What to do?  Continue to find my way or give up and go back to Weight Watchers.  ARG!  I don't want to go back to Weight Watchers because I don't want to have to deal with Mike but more so I just don't want to do that anymore.  Do I just find a private dietician who can help be put together a plan for someone who suffers with crohn's or do I just branch out with the information that I have and find my own way?

My head is not in the weight loss/exercise game.  I have been lazy, I have been laying around and spending way too much time on the computer, yet I didn't want to blog.  Makes a whole lot of sense doesn't it.  No!  I'm just tired.  Deep down I'm just tired of it all.

My parents have been up for a visit last weekend and this week I have had to deal with many rude things that my mother has inflicted upon me.  I'm still sorting that all out.  I also need to say that I went almost a month not seeing Anna and I did get to see her this past Thursday.  It wasn't enough time to even tell her all of the hurt and pain of last weekend.  My deep feelings are this..."Why does a mother feel the need to put down, look down, hurt, destroy her only daughter?"  "When am I ever going to be free of her flaming arrows?"  "What can I do to make her love me for me?"  "Am I such a ugly nasty person?"  "Why am I such a failure?"  The freaking list goes on.  My mind is screaming for FREEDOM!!!!!  My husband is telling me "Watch what you wish for!"  He has also told me that all these feelings and emotions are not going to stop when she passes on.  He has warned me that they will be worse because they will never be resolved.  He told me that Anna and I need to get to work on this NOW!  Mark was a psychology major so he knows more than he is willing to be involved because he is the husband and son-in-law.  I'm so tired of all the pain.  More on this past weekend later on this week.  I do have some things that I need to vent about.
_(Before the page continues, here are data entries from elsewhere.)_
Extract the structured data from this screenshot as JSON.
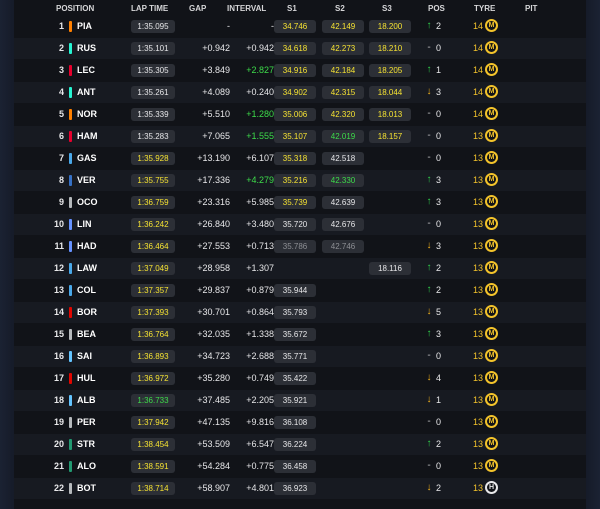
{
  "headers": {
    "position": "POSITION",
    "lap_time": "LAP TIME",
    "gap": "GAP",
    "interval": "INTERVAL",
    "s1": "S1",
    "s2": "S2",
    "s3": "S3",
    "pos": "POS",
    "tyre": "TYRE",
    "pit": "PIT"
  },
  "colors": {
    "yellow_sector": "#f5e232",
    "green_sector": "#3ddc4a",
    "pos_up": "#2fcf4a",
    "pos_down": "#f3b21b",
    "medium_tyre": "#f3c32b"
  },
  "rows": [
    {
      "pos": "1",
      "code": "PIA",
      "team_color": "#ff8000",
      "lap": "1:35.095",
      "lap_c": "white",
      "gap": "-",
      "interval": "-",
      "int_c": "white",
      "s1": "34.746",
      "s1_c": "yellow",
      "s2": "42.149",
      "s2_c": "yellow",
      "s3": "18.200",
      "s3_c": "yellow",
      "arrow": "up",
      "pchange": "2",
      "laps": "14",
      "tyre": "M"
    },
    {
      "pos": "2",
      "code": "RUS",
      "team_color": "#27f4d2",
      "lap": "1:35.101",
      "lap_c": "white",
      "gap": "+0.942",
      "interval": "+0.942",
      "int_c": "white",
      "s1": "34.618",
      "s1_c": "yellow",
      "s2": "42.273",
      "s2_c": "yellow",
      "s3": "18.210",
      "s3_c": "yellow",
      "arrow": "same",
      "pchange": "0",
      "laps": "14",
      "tyre": "M"
    },
    {
      "pos": "3",
      "code": "LEC",
      "team_color": "#e8002d",
      "lap": "1:35.305",
      "lap_c": "white",
      "gap": "+3.849",
      "interval": "+2.827",
      "int_c": "green",
      "s1": "34.916",
      "s1_c": "yellow",
      "s2": "42.184",
      "s2_c": "yellow",
      "s3": "18.205",
      "s3_c": "yellow",
      "arrow": "up",
      "pchange": "1",
      "laps": "14",
      "tyre": "M"
    },
    {
      "pos": "4",
      "code": "ANT",
      "team_color": "#27f4d2",
      "lap": "1:35.261",
      "lap_c": "white",
      "gap": "+4.089",
      "interval": "+0.240",
      "int_c": "white",
      "s1": "34.902",
      "s1_c": "yellow",
      "s2": "42.315",
      "s2_c": "yellow",
      "s3": "18.044",
      "s3_c": "yellow",
      "arrow": "down",
      "pchange": "3",
      "laps": "14",
      "tyre": "M"
    },
    {
      "pos": "5",
      "code": "NOR",
      "team_color": "#ff8000",
      "lap": "1:35.339",
      "lap_c": "white",
      "gap": "+5.510",
      "interval": "+1.280",
      "int_c": "green",
      "s1": "35.006",
      "s1_c": "yellow",
      "s2": "42.320",
      "s2_c": "yellow",
      "s3": "18.013",
      "s3_c": "yellow",
      "arrow": "same",
      "pchange": "0",
      "laps": "14",
      "tyre": "M"
    },
    {
      "pos": "6",
      "code": "HAM",
      "team_color": "#e8002d",
      "lap": "1:35.283",
      "lap_c": "white",
      "gap": "+7.065",
      "interval": "+1.555",
      "int_c": "green",
      "s1": "35.107",
      "s1_c": "yellow",
      "s2": "42.019",
      "s2_c": "green",
      "s3": "18.157",
      "s3_c": "yellow",
      "arrow": "same",
      "pchange": "0",
      "laps": "13",
      "tyre": "M"
    },
    {
      "pos": "7",
      "code": "GAS",
      "team_color": "#4aa8e8",
      "lap": "1:35.928",
      "lap_c": "yellow",
      "gap": "+13.190",
      "interval": "+6.107",
      "int_c": "white",
      "s1": "35.318",
      "s1_c": "yellow",
      "s2": "42.518",
      "s2_c": "white",
      "s3": "",
      "s3_c": "white",
      "arrow": "same",
      "pchange": "0",
      "laps": "13",
      "tyre": "M"
    },
    {
      "pos": "8",
      "code": "VER",
      "team_color": "#3671c6",
      "lap": "1:35.755",
      "lap_c": "yellow",
      "gap": "+17.336",
      "interval": "+4.279",
      "int_c": "green",
      "s1": "35.216",
      "s1_c": "yellow",
      "s2": "42.330",
      "s2_c": "green",
      "s3": "",
      "s3_c": "white",
      "arrow": "up",
      "pchange": "3",
      "laps": "13",
      "tyre": "M"
    },
    {
      "pos": "9",
      "code": "OCO",
      "team_color": "#b6babd",
      "lap": "1:36.759",
      "lap_c": "yellow",
      "gap": "+23.316",
      "interval": "+5.985",
      "int_c": "white",
      "s1": "35.739",
      "s1_c": "yellow",
      "s2": "42.639",
      "s2_c": "white",
      "s3": "",
      "s3_c": "white",
      "arrow": "up",
      "pchange": "3",
      "laps": "13",
      "tyre": "M"
    },
    {
      "pos": "10",
      "code": "LIN",
      "team_color": "#6692ff",
      "lap": "1:36.242",
      "lap_c": "yellow",
      "gap": "+26.840",
      "interval": "+3.480",
      "int_c": "white",
      "s1": "35.720",
      "s1_c": "white",
      "s2": "42.676",
      "s2_c": "white",
      "s3": "",
      "s3_c": "white",
      "arrow": "same",
      "pchange": "0",
      "laps": "13",
      "tyre": "M"
    },
    {
      "pos": "11",
      "code": "HAD",
      "team_color": "#6692ff",
      "lap": "1:36.464",
      "lap_c": "yellow",
      "gap": "+27.553",
      "interval": "+0.713",
      "int_c": "white",
      "s1": "35.786",
      "s1_c": "grey",
      "s2": "42.746",
      "s2_c": "grey",
      "s3": "",
      "s3_c": "white",
      "arrow": "down",
      "pchange": "3",
      "laps": "13",
      "tyre": "M"
    },
    {
      "pos": "12",
      "code": "LAW",
      "team_color": "#4aa8e8",
      "lap": "1:37.049",
      "lap_c": "yellow",
      "gap": "+28.958",
      "interval": "+1.307",
      "int_c": "white",
      "s1": "",
      "s1_c": "white",
      "s2": "",
      "s2_c": "white",
      "s3": "18.116",
      "s3_c": "white",
      "arrow": "up",
      "pchange": "2",
      "laps": "13",
      "tyre": "M"
    },
    {
      "pos": "13",
      "code": "COL",
      "team_color": "#4aa8e8",
      "lap": "1:37.357",
      "lap_c": "yellow",
      "gap": "+29.837",
      "interval": "+0.879",
      "int_c": "white",
      "s1": "35.944",
      "s1_c": "white",
      "s2": "",
      "s2_c": "white",
      "s3": "",
      "s3_c": "white",
      "arrow": "up",
      "pchange": "2",
      "laps": "13",
      "tyre": "M"
    },
    {
      "pos": "14",
      "code": "BOR",
      "team_color": "#e10600",
      "lap": "1:37.393",
      "lap_c": "yellow",
      "gap": "+30.701",
      "interval": "+0.864",
      "int_c": "white",
      "s1": "35.793",
      "s1_c": "white",
      "s2": "",
      "s2_c": "white",
      "s3": "",
      "s3_c": "white",
      "arrow": "down",
      "pchange": "5",
      "laps": "13",
      "tyre": "M"
    },
    {
      "pos": "15",
      "code": "BEA",
      "team_color": "#b6babd",
      "lap": "1:36.764",
      "lap_c": "yellow",
      "gap": "+32.035",
      "interval": "+1.338",
      "int_c": "white",
      "s1": "35.672",
      "s1_c": "white",
      "s2": "",
      "s2_c": "white",
      "s3": "",
      "s3_c": "white",
      "arrow": "up",
      "pchange": "3",
      "laps": "13",
      "tyre": "M"
    },
    {
      "pos": "16",
      "code": "SAI",
      "team_color": "#64c4ff",
      "lap": "1:36.893",
      "lap_c": "yellow",
      "gap": "+34.723",
      "interval": "+2.688",
      "int_c": "white",
      "s1": "35.771",
      "s1_c": "white",
      "s2": "",
      "s2_c": "white",
      "s3": "",
      "s3_c": "white",
      "arrow": "same",
      "pchange": "0",
      "laps": "13",
      "tyre": "M"
    },
    {
      "pos": "17",
      "code": "HUL",
      "team_color": "#e10600",
      "lap": "1:36.972",
      "lap_c": "yellow",
      "gap": "+35.280",
      "interval": "+0.749",
      "int_c": "white",
      "s1": "35.422",
      "s1_c": "white",
      "s2": "",
      "s2_c": "white",
      "s3": "",
      "s3_c": "white",
      "arrow": "down",
      "pchange": "4",
      "laps": "13",
      "tyre": "M"
    },
    {
      "pos": "18",
      "code": "ALB",
      "team_color": "#64c4ff",
      "lap": "1:36.733",
      "lap_c": "green",
      "gap": "+37.485",
      "interval": "+2.205",
      "int_c": "white",
      "s1": "35.921",
      "s1_c": "white",
      "s2": "",
      "s2_c": "white",
      "s3": "",
      "s3_c": "white",
      "arrow": "down",
      "pchange": "1",
      "laps": "13",
      "tyre": "M"
    },
    {
      "pos": "19",
      "code": "PER",
      "team_color": "#b6babd",
      "lap": "1:37.942",
      "lap_c": "yellow",
      "gap": "+47.135",
      "interval": "+9.816",
      "int_c": "white",
      "s1": "36.108",
      "s1_c": "white",
      "s2": "",
      "s2_c": "white",
      "s3": "",
      "s3_c": "white",
      "arrow": "same",
      "pchange": "0",
      "laps": "13",
      "tyre": "M"
    },
    {
      "pos": "20",
      "code": "STR",
      "team_color": "#229971",
      "lap": "1:38.454",
      "lap_c": "yellow",
      "gap": "+53.509",
      "interval": "+6.547",
      "int_c": "white",
      "s1": "36.224",
      "s1_c": "white",
      "s2": "",
      "s2_c": "white",
      "s3": "",
      "s3_c": "white",
      "arrow": "up",
      "pchange": "2",
      "laps": "13",
      "tyre": "M"
    },
    {
      "pos": "21",
      "code": "ALO",
      "team_color": "#229971",
      "lap": "1:38.591",
      "lap_c": "yellow",
      "gap": "+54.284",
      "interval": "+0.775",
      "int_c": "white",
      "s1": "36.458",
      "s1_c": "white",
      "s2": "",
      "s2_c": "white",
      "s3": "",
      "s3_c": "white",
      "arrow": "same",
      "pchange": "0",
      "laps": "13",
      "tyre": "M"
    },
    {
      "pos": "22",
      "code": "BOT",
      "team_color": "#b6babd",
      "lap": "1:38.714",
      "lap_c": "yellow",
      "gap": "+58.907",
      "interval": "+4.801",
      "int_c": "white",
      "s1": "36.923",
      "s1_c": "white",
      "s2": "",
      "s2_c": "white",
      "s3": "",
      "s3_c": "white",
      "arrow": "down",
      "pchange": "2",
      "laps": "13",
      "tyre": "H"
    }
  ]
}
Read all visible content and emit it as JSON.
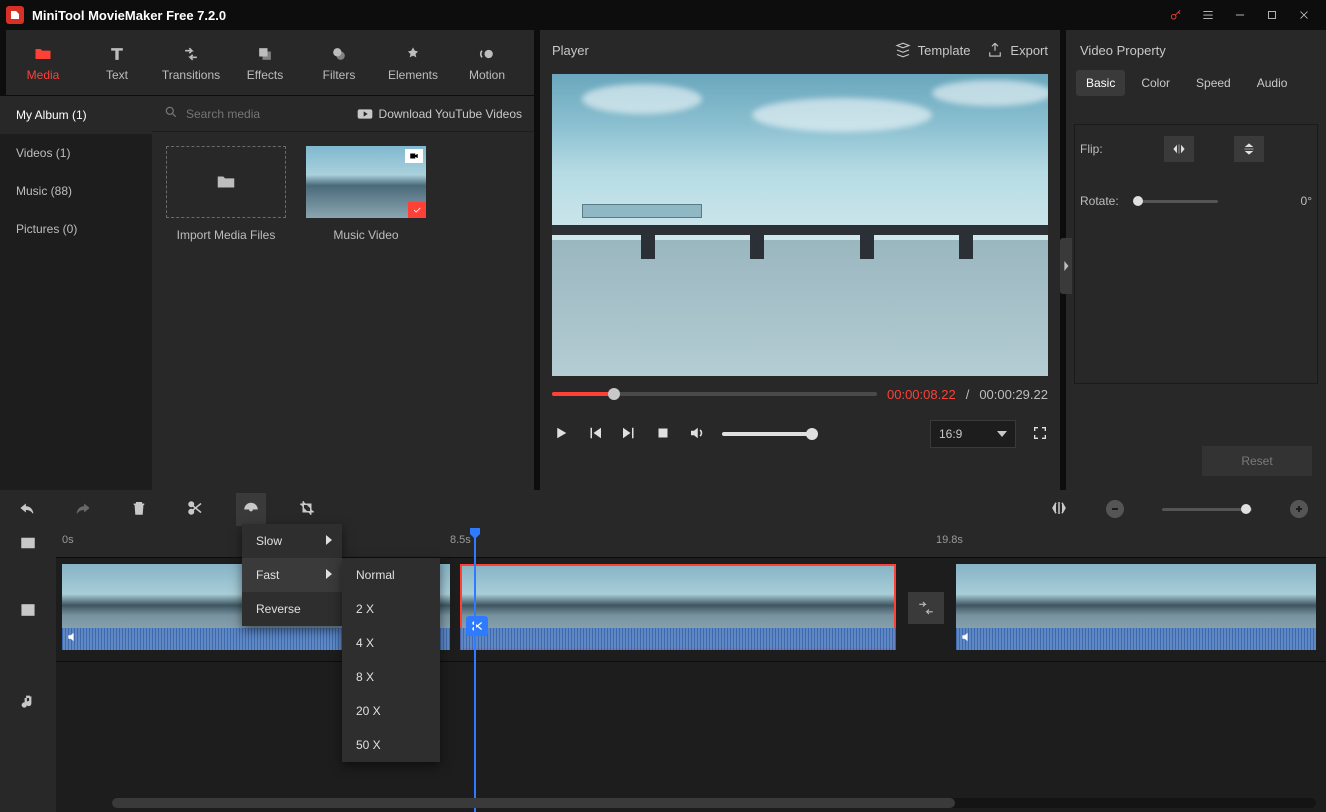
{
  "app": {
    "title": "MiniTool MovieMaker Free 7.2.0"
  },
  "topTabs": {
    "media": "Media",
    "text": "Text",
    "transitions": "Transitions",
    "effects": "Effects",
    "filters": "Filters",
    "elements": "Elements",
    "motion": "Motion"
  },
  "mediaSidebar": {
    "myAlbum": "My Album (1)",
    "videos": "Videos (1)",
    "music": "Music (88)",
    "pictures": "Pictures (0)"
  },
  "mediaContent": {
    "searchPlaceholder": "Search media",
    "downloadYT": "Download YouTube Videos",
    "importLabel": "Import Media Files",
    "clipLabel": "Music Video"
  },
  "player": {
    "title": "Player",
    "template": "Template",
    "export": "Export",
    "cur": "00:00:08.22",
    "sep": "/",
    "tot": "00:00:29.22",
    "aspect": "16:9"
  },
  "propPanel": {
    "title": "Video Property",
    "tabs": {
      "basic": "Basic",
      "color": "Color",
      "speed": "Speed",
      "audio": "Audio"
    },
    "flip": "Flip:",
    "rotate": "Rotate:",
    "rotateVal": "0°",
    "reset": "Reset"
  },
  "timeline": {
    "ruler": {
      "t0": "0s",
      "t1": "8.5s",
      "t2": "19.8s"
    }
  },
  "speedMenu": {
    "slow": "Slow",
    "fast": "Fast",
    "reverse": "Reverse",
    "normal": "Normal",
    "x2": "2 X",
    "x4": "4 X",
    "x8": "8 X",
    "x20": "20 X",
    "x50": "50 X"
  }
}
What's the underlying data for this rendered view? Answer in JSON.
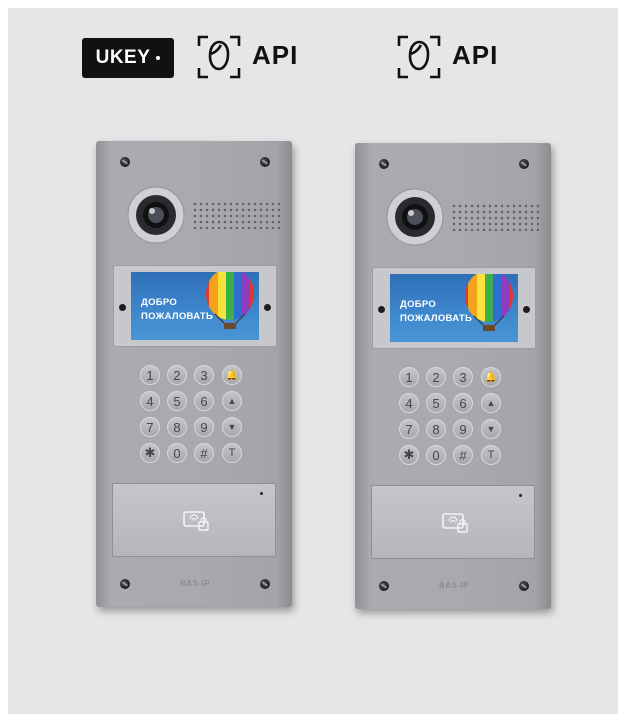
{
  "header": {
    "ukey_label": "UKEY",
    "api_label_1": "API",
    "api_label_2": "API",
    "face_icon": "face-recognition-icon"
  },
  "panels": [
    {
      "screen_line1": "ДОБРО",
      "screen_line2": "ПОЖАЛОВАТЬ",
      "keys": [
        "1",
        "2",
        "3",
        "🔔",
        "4",
        "5",
        "6",
        "▲",
        "7",
        "8",
        "9",
        "▼",
        "✱",
        "0",
        "#",
        "T"
      ],
      "reader_icon": "card-reader-icon",
      "logo": "BAS-IP"
    },
    {
      "screen_line1": "ДОБРО",
      "screen_line2": "ПОЖАЛОВАТЬ",
      "keys": [
        "1",
        "2",
        "3",
        "🔔",
        "4",
        "5",
        "6",
        "▲",
        "7",
        "8",
        "9",
        "▼",
        "✱",
        "0",
        "#",
        "T"
      ],
      "reader_icon": "card-reader-icon",
      "logo": "BAS-IP"
    }
  ],
  "colors": {
    "background": "#e6e6e7",
    "panel": "#a8aaae",
    "screen": "#3e86cb",
    "badge": "#111111"
  }
}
So...to keep this for getting too lengthy, let me say this.  Anna gave me a assignment this week to work on "Laura's Plan".  She wants me to figure out my own program.  She wants me to set my own goals and we will discuss it this week.  I have talked to JD and told him that I was sick of when my head is in this game, his head is not (he has cancelled on me because "I have demons to deal with").  He can be on fire to help me and my head isn't in it and I don't want to do anything.  I'm now wondering if JD and I are meant to be together.  The last time that JD had it out the gym manager and I talked and he told me he wasn't 100% sure that JD was the best fit for me.  There is a trainer at the gym named Karina who has lost a lot of weight, has a client with Crohns that only has half of her colon.  I told JD yesterday through text messages that I want to talk to Karina.  That is one of my goals this next week.  Will I change trainers.  I don't know.

So...see why I'm screaming HELP!  I do need somebody! Help! Not just anybody!  Help!  You know I need someone....HELP!